Оглядываюсь: за спиной застыл Сергей. Глаза у него по блюдцу.
– Помоги Ольге!
Медлит, смущенно отворачиваясь от белого женского тела. Все приходится самому. Раз – и панталончики на месте! Два – одернут подол! Три – усаживаем пострадавшую на землю. Лицо Ольги бледное, она часто дышит. Знакомые симптомы – удар в солнечное сплетение. Это где ж князь так наловчился?
Поворачиваюсь. Бельский уже стоит, морщась от боли. Внезапно лезет в карман и выхватывает пистолет. Реакция моя бессознательная. Прав бы доктор – рефлексы в порядке. Пистолетик отдайте, князь, поранитесь! Передергиваю затвор и приставляю ствол к виску штабс-ротмистра. Господи, ну и перегар! Я сам пьян, но этот!
– Ты! Мешок с дерьмом! – палец трепещет на спусковом крючке.
Лицо князя сереет. Спусковой крючок выбрал половину хода.
– Господин прапорщик! Пожалуйста!
Поворачиваюсь. Ольга на ногах, Рапота поддерживает ее. Лицо сестры милосердия перекошено ужасом.
– Поручик, проводите барышню! Я с князем побеседую!
Она умоляюще складывает руки на груди. Я киваю: "Не беспокойтесь!" Сергей вежливо, но настойчиво уводит Оленьку, по пути она дважды оглядывается. Когда пара исчезает за кустами, я прячу пистолет в карман. Лицо князя приобретает нормальный цвет.
– Послушайте, прапорщик! – глаза его бегают, кончик языка лихорадочно облизывает губы. Похоже, протрезвел. – Мой дядя командует армией. Через неделю вы будете поручиком… Ничего особенного не произошло, ведь так? Подумаешь, пощупал жидовочку! Незачем приличного человека за нос водить! Строит недотрогу, блядь госпитальная!
Раз – и он падает навзничь. Тяжело ворочаясь, поднимается. Два – и снова спинкой о землю. Теперь комплект. Князю будет комфортно по ночам – собственные фонари под глазами. Гляди, снова поднимается, ванька-встанька? В солнечное сплетение! Больно? Вот и Ольге было… Напоследок – удар по тылам! Штаб-ротмистр ныряет головой в кустарник. Курсант Петров упражнение закончил!
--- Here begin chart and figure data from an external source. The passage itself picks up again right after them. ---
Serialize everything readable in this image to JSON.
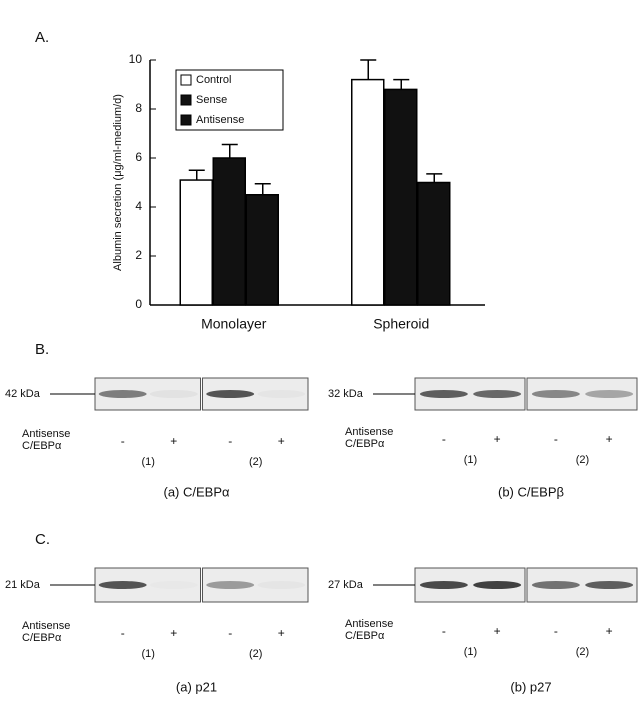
{
  "chart_data": {
    "type": "bar",
    "panel_label": "A.",
    "y_label": "Albumin secretion (μg/ml-medium/d)",
    "categories": [
      "Monolayer",
      "Spheroid"
    ],
    "series": [
      {
        "name": "Control",
        "color": "#ffffff",
        "values": [
          5.1,
          9.2
        ],
        "errors": [
          0.4,
          0.8
        ]
      },
      {
        "name": "Sense",
        "color": "#111111",
        "values": [
          6.0,
          8.8
        ],
        "errors": [
          0.55,
          0.4
        ]
      },
      {
        "name": "Antisense",
        "color": "#111111",
        "values": [
          4.5,
          5.0
        ],
        "errors": [
          0.45,
          0.35
        ]
      }
    ],
    "ylim": [
      0,
      10
    ],
    "yticks": [
      0,
      2,
      4,
      6,
      8,
      10
    ]
  },
  "blots": {
    "B": {
      "label": "B.",
      "panels": [
        {
          "marker": "42 kDa",
          "row_labels": [
            "Antisense",
            "C/EBPα"
          ],
          "lanes": [
            "-",
            "+",
            "-",
            "+"
          ],
          "groups": [
            "(1)",
            "(2)"
          ],
          "caption": "(a)  C/EBPα"
        },
        {
          "marker": "32 kDa",
          "row_labels": [
            "Antisense",
            "C/EBPα"
          ],
          "lanes": [
            "-",
            "+",
            "-",
            "+"
          ],
          "groups": [
            "(1)",
            "(2)"
          ],
          "caption": "(b)  C/EBPβ"
        }
      ]
    },
    "C": {
      "label": "C.",
      "panels": [
        {
          "marker": "21 kDa",
          "row_labels": [
            "Antisense",
            "C/EBPα"
          ],
          "lanes": [
            "-",
            "+",
            "-",
            "+"
          ],
          "groups": [
            "(1)",
            "(2)"
          ],
          "caption": "(a)  p21"
        },
        {
          "marker": "27 kDa",
          "row_labels": [
            "Antisense",
            "C/EBPα"
          ],
          "lanes": [
            "-",
            "+",
            "-",
            "+"
          ],
          "groups": [
            "(1)",
            "(2)"
          ],
          "caption": "(b)  p27"
        }
      ]
    }
  }
}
В палате ко мне бросается Рапота.
– Он жив?
– И даже здоров. Подлечится немного, совсем красивым станет!
Он хмыкает, но внезапно снова грустнеет.
– Проводил Ольгу?
Он кивает:
– Отвел к сестрам, плачет…
– В следующий раз подумает, с кем гулять! Жених на фронте, а она любовь крутит!
Рапота, по лицу видно, не согласен, но возразить не решается. Сажусь на койку, достаю добычу. Карманный пистолетик, калибр 6,35. На корпусе буквы FN, "браунинг". Достаю обойму, выщелкиваю на одеяло патроны. Ишь, ты, все шесть! Скажи, князь, спасибо Ольге, раскинул бы мозгами… Затвор выбрасывает из казенника последний патрон, пробую спуск – тугой. Курок сухо щелкает. Игрушка! Любовника жены пристрелить, да и то в упор. "…Дубровский, подошед к офицеру, приставил ему пистолет ко груди и выстрелил, офицер грянулся навзничь…" Вновь заряжаю пистолет.
– Павел!
Поднимаю голову. Сергей все еще здесь.
– Я вел себя недостойно! Опоздал и Ольге не помог…
– Никогда не видел женщину без одежды?
Он кивает:
– После выпуска друзья звали в веселый дом, но я… – он смущается.
– Постеснялся?
Он снова кивает.
Знакомо. Я тоже заканчивал училище не целованным. Друзья звали к девочкам, но денег не было.
– Бельского будут судить! – это опять Сергей. – Мы с вами – свидетели! Его карьере конец!
Это как дядя, командующий армией, посмотрит…
– Давай спать, Сергей! Глаза слипаются!
Он умолкает. Я расстегиваю пуговицы кителя. Я и в самом деле устал. Слишком много для первого дня…
* * *Странное существо человек. Шесть дней я мечтал о самоубийстве, но как только получил возможность его осуществить, так сразу передумал. Не знаю, на что рассчитывал гость, вручая мне "хаттабку", но я решил действовать по своему плану. Я не мог отомстить предавшим меня генералам, но сорвать праздник бывшему актеру попробовать стоило.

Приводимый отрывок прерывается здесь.